Segundo a Fenabrave, vendas devem recuar 27% neste ano; para 2016,entidade prevê redução de 5%

Cleide Silva, O Estado de S.Paulo

18 de novembro de 2015 | 02h03

O ano deve terminar com uma queda de 27% nas vendas de veículos novos, o maior porcentual de retração no mercado brasileiro desde 1987. O desempenho do setor deve continuar negativo em 2016, com novo recuo de 5% na comercialização de automóveis, comerciais leves, caminhões e ônibus, segundo previsões da Federação Nacional da Distribuição de Veículos Automotores (Fenabrave).

De janeiro até a primeira quinzena deste mês, a queda acumulada nas vendas é de 24,7%, com 2,254 milhões de unidades. Na primeira metade de novembro, os negócios somam 108,5 mil unidades, 8,2% melhor que em igual período de outubro (em razão de um dia útil a mais), mas 32,5% abaixo de um ano atrás.

Para o ano todo, a Fenabrave prevê 2,539 milhões de licenciamentos, número similar ao esperado pelas montadoras. Esse volume será 27,4% menor que o de 2014. Queda tão significativa não ocorria há 28 anos, quando o mercado brasileiro despencou 33%, de 866,7 mil veículos em 1986 para 580 mil em 1987.

Com o fraco desempenho deste ano, mais de 400 revendas fecharam as portas (diferença entre lojas fechadas e inauguradas) e 26 mil funcionários foram demitidos, informa o presidente da Fenabrave, Alarico Assumpção. Se o quadro de incertezas persistir, os cortes podem chegar a 40 mil funcionários até meados de 2016, calcula ele. O setor empregava 410 mil pessoas em janeiro.
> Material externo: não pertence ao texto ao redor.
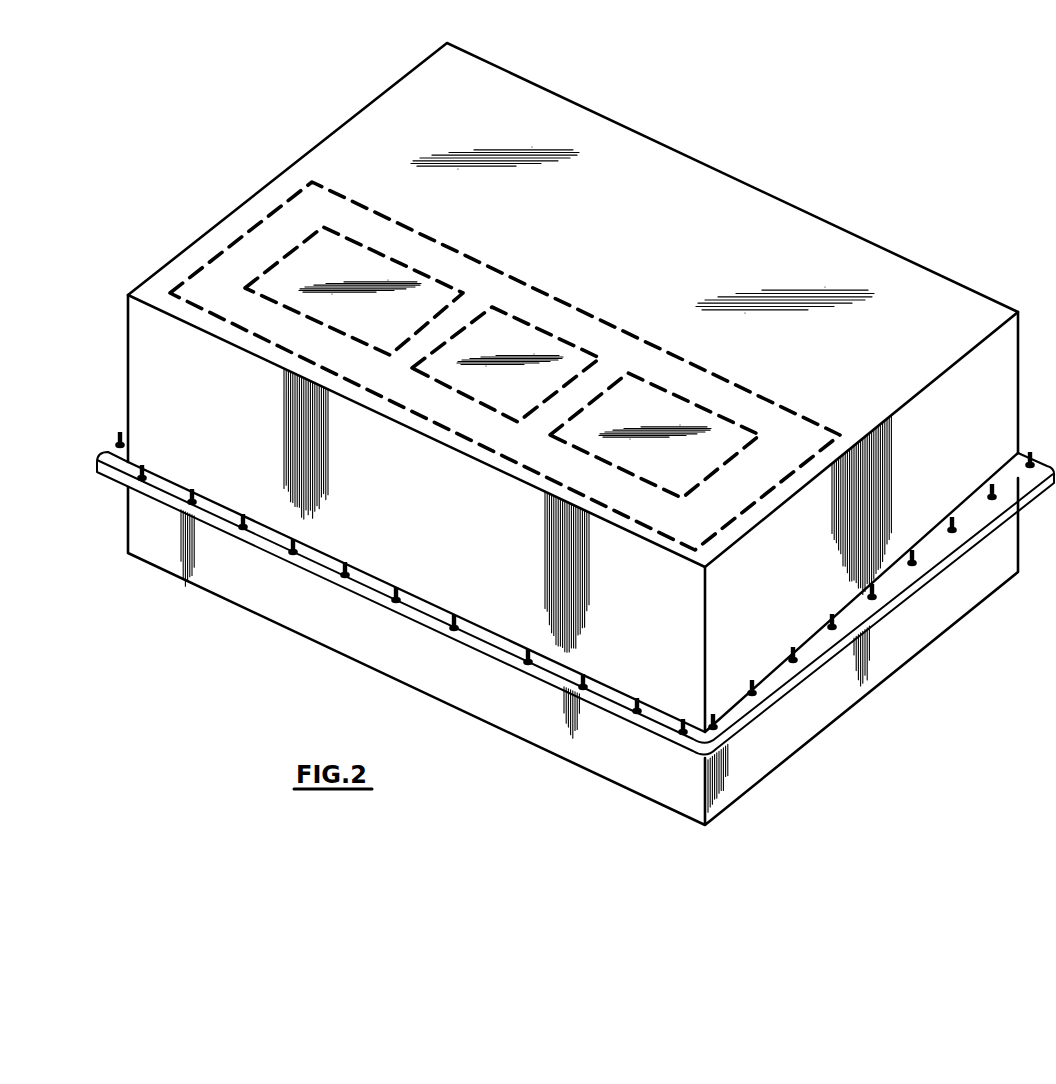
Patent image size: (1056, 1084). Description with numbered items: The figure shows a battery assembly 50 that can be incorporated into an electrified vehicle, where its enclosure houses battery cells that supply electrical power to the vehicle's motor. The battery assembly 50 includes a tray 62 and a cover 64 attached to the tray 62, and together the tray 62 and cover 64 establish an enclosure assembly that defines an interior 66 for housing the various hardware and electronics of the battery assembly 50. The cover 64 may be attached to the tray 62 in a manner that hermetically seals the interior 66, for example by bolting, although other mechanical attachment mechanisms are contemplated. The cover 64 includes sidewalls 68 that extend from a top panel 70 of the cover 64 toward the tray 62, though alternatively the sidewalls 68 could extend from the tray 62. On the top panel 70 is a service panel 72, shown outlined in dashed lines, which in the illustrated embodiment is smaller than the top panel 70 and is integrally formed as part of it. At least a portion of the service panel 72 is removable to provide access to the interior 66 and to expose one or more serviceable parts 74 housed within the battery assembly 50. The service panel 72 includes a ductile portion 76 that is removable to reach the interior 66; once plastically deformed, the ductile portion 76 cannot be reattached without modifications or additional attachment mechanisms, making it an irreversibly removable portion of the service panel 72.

The battery assembly 50 is at (880, 131).
The tray 62 is at (955, 601).
The cover 64 is at (703, 212).
The interior 66 is at (350, 630).
The sidewalls 68 is at (897, 478).
The top panel 70 is at (684, 266).
The service panel 72 is at (818, 413).
The serviceable parts 74 is at (315, 326).
The ductile portion 76 is at (228, 246).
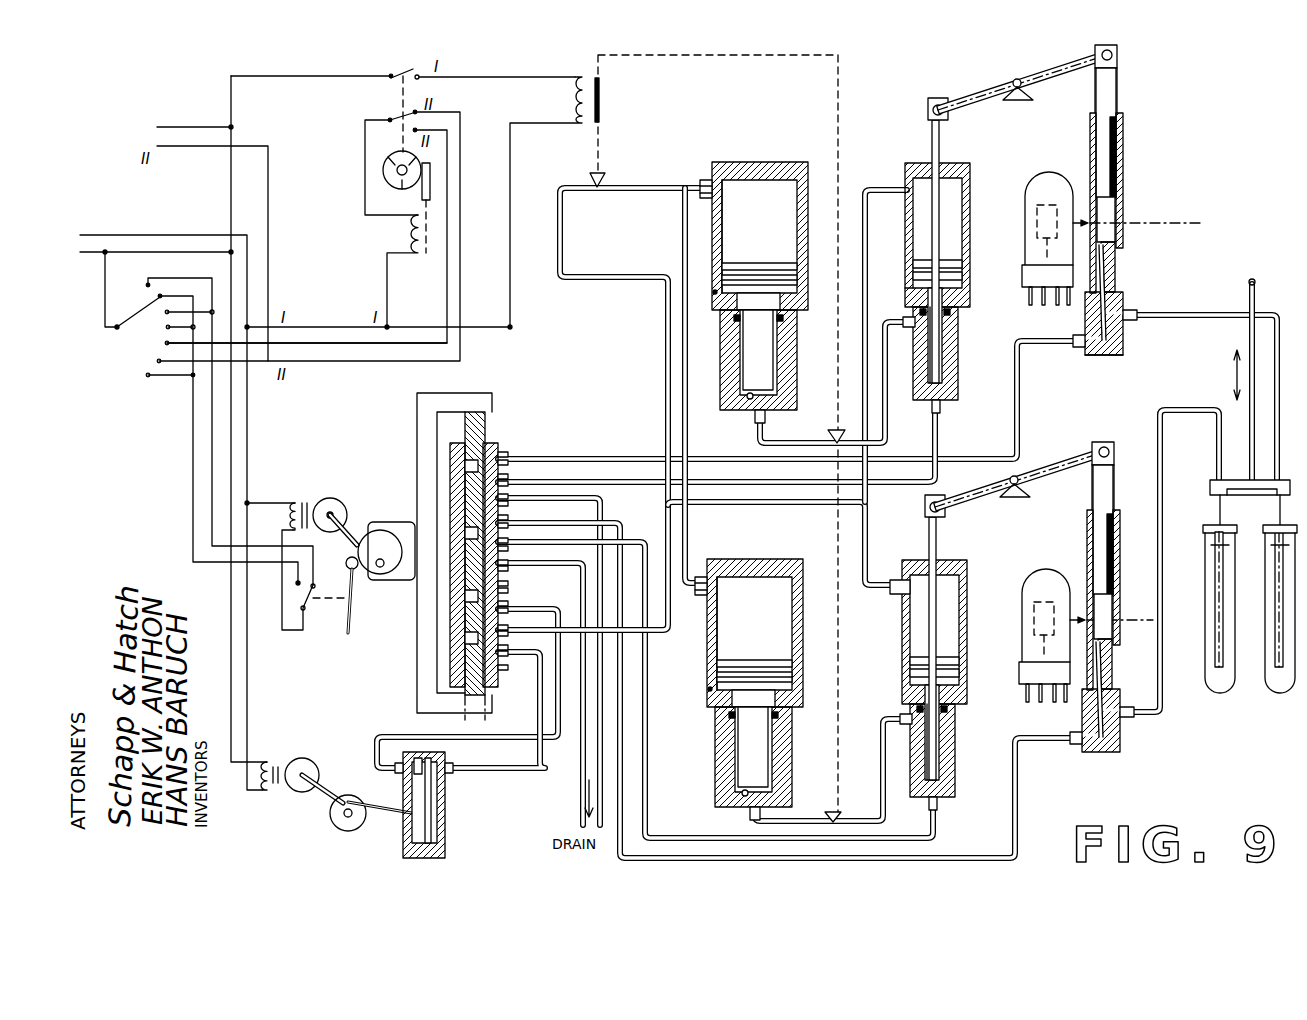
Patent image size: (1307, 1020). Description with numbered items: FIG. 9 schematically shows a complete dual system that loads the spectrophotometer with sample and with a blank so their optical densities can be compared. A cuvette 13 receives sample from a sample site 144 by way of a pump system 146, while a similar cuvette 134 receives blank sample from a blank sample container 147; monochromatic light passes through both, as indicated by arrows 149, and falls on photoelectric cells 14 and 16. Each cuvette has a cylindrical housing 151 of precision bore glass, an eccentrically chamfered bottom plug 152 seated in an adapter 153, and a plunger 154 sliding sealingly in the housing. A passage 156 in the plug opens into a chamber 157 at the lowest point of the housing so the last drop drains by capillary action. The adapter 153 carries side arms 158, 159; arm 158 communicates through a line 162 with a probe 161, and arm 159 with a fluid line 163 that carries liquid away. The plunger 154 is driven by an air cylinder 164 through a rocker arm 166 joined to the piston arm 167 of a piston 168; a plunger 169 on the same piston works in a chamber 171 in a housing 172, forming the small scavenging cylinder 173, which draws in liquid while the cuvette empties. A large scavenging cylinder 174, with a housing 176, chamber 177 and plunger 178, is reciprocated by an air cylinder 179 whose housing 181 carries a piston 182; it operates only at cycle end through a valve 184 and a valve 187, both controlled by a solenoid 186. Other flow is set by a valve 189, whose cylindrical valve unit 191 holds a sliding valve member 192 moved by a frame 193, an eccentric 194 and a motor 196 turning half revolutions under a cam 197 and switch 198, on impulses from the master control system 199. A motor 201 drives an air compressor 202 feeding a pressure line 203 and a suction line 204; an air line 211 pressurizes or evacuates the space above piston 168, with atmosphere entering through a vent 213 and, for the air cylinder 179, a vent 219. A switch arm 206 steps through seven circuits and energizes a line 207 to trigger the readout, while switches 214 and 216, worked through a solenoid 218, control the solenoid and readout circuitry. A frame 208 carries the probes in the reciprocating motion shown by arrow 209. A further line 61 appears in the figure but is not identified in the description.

The cuvette 13 is at (1109, 217).
The photoelectric cell 14 is at (1047, 178).
The photoelectric cell 16 is at (1043, 582).
The conduit 61 is at (747, 485).
The cuvette 134 is at (1088, 532).
The sample site 144 is at (1283, 698).
The pump system 146 is at (950, 91).
The blank sample container 147 is at (1242, 629).
The arrows 149 is at (1198, 223).
The cylindrical housing 151 is at (1117, 255).
The bottom plug 152 is at (1110, 270).
The adapter 153 is at (1105, 357).
The plunger 154 is at (1120, 113).
The passage 156 is at (1125, 300).
The chamber 157 is at (1107, 217).
The side arm 158 is at (1133, 324).
The side arm 159 is at (1077, 349).
The probe 161 is at (1222, 592).
The line 162 is at (1205, 313).
The fluid line 163 is at (1020, 430).
The air cylinder 164 is at (921, 223).
The rocker arm 166 is at (968, 94).
The piston arm 167 is at (941, 148).
The piston 168 is at (912, 272).
The plunger 169 is at (937, 350).
The chamber 171 is at (942, 408).
The housing 172 is at (958, 382).
The small scavenging cylinder 173 is at (884, 190).
The large scavenging cylinder 174 is at (707, 172).
The housing 176 is at (745, 377).
The chamber 177 is at (750, 398).
The plunger 178 is at (776, 373).
The air cylinder 179 is at (723, 222).
The housing 181 is at (716, 238).
The piston 182 is at (757, 268).
The valve 184 is at (603, 177).
The solenoid 186 is at (600, 103).
The valve 187 is at (833, 438).
The valve 189 is at (408, 466).
The cylindrical valve unit 191 is at (500, 445).
The valve member 192 is at (483, 424).
The frame 193 is at (370, 585).
The eccentric 194 is at (378, 530).
The motor 196 is at (345, 483).
The cam 197 is at (351, 630).
The switch 198 is at (302, 626).
The master control system 199 is at (135, 346).
The motor 201 is at (296, 785).
The air compressor 202 is at (444, 796).
The pressure line 203 is at (404, 733).
The suction line 204 is at (492, 772).
The switch arm 206 is at (142, 322).
The line 207 is at (155, 134).
The frame 208 is at (1250, 452).
The arrow 209 is at (1234, 372).
The air line 211 is at (663, 517).
The vent 213 is at (905, 290).
The switch 214 is at (400, 74).
The switch 216 is at (387, 118).
The solenoid 218 is at (412, 238).
The vent 219 is at (712, 292).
"A falta de confiança do consumidor está gritante, assustadora", diz o executivo. Além disso, segundo ele, há uma seleção muito rigorosa por parte dos bancos para liberar crédito. "De cada dez propostas, apenas três são aprovadas."
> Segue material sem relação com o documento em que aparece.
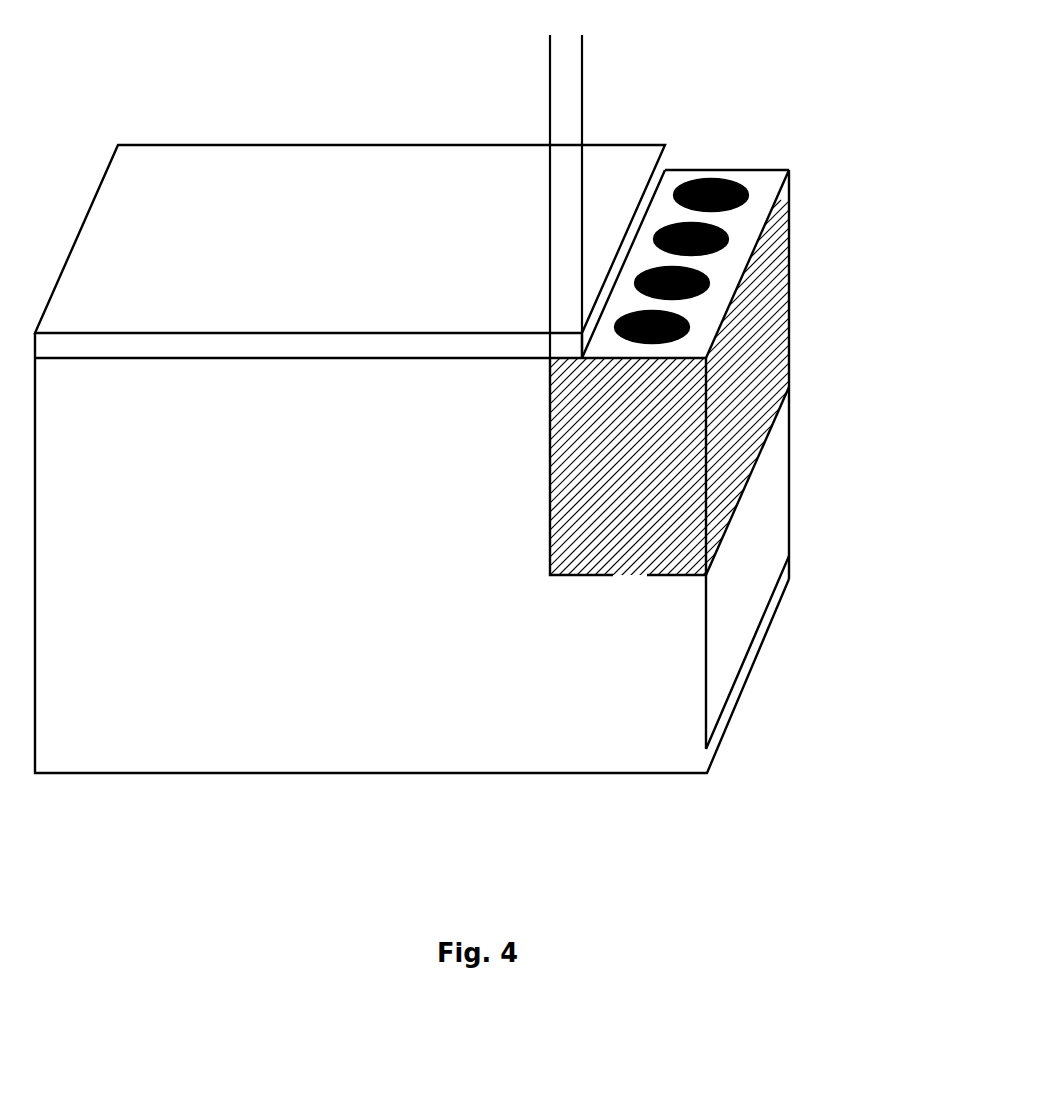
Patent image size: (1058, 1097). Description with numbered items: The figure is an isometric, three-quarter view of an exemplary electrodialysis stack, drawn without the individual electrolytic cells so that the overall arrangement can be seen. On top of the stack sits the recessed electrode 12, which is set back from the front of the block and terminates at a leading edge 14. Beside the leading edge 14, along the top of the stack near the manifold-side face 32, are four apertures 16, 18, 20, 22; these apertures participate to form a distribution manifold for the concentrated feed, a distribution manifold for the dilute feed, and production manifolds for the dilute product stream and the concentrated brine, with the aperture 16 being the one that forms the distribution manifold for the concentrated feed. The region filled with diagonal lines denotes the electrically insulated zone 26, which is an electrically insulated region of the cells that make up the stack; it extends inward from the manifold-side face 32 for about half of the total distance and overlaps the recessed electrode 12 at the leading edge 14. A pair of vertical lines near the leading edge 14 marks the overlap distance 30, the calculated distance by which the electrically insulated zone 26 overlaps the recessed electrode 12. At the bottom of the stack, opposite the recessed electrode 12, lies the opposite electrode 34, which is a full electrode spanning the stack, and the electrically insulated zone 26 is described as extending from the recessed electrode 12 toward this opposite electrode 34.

The recessed electrode 12 is at (230, 173).
The leading edge 14 is at (647, 202).
The aperture 16 is at (788, 170).
The aperture 18 is at (728, 238).
The aperture 20 is at (709, 283).
The aperture 22 is at (689, 329).
The electrically insulated zone 26 is at (678, 524).
The overlap distance 30 is at (605, 65).
The manifold-side face 32 is at (722, 656).
The opposite electrode 34 is at (377, 758).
Assumpção só vê possibilidades de melhora no próximo ano se ocorrer a aprovação do programa de renovação da frota para caminhões e automóveis. Proposta nesse sentido está nas mãos do governo federal há vários meses.
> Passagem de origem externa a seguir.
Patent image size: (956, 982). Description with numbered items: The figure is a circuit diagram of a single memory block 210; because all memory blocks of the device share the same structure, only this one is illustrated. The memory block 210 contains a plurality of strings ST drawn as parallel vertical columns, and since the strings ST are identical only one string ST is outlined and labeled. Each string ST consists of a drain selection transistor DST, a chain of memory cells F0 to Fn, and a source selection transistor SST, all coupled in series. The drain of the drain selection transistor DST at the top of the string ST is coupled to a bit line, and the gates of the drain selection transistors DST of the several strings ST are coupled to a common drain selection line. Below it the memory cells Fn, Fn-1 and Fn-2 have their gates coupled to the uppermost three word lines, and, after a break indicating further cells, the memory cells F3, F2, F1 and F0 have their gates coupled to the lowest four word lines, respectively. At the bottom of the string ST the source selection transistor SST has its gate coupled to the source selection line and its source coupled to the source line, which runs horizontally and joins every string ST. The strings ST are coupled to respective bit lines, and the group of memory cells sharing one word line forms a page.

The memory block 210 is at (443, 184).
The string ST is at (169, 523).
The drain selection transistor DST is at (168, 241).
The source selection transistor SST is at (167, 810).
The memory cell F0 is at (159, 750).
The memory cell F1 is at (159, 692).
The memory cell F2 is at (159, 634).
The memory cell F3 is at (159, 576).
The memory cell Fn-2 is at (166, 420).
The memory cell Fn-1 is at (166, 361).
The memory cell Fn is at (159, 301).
"Se for mantida a situação atual, com as questões políticas deteriorando ainda mais a economia, mais lojas vão fechar e haverá novos cortes de pessoal", prevê o executivo.

Decisão de compra. A crise afeta fortemente a decisão de compra. Pesquisa nacional feita pela Route Automotive mostra que 56% dos entrevistados que pretendiam comprar um carro novo neste ano desistiram do negócio.

Eles apontam como razões o medo de fazer dívida num momento de instabilidade econômica (34,7%), inflação e juros altos (23,6%) e receio de perder o emprego (21,2%).

A pesquisa ouviu 512 consumidores e foi feita entre agosto e setembro. Mesmo quem conseguiu comprar o automóvel abriu mão de outras coisas como viagens (35,6%), lazer e gastos em geral (17,8%) e outros bens (15,6%).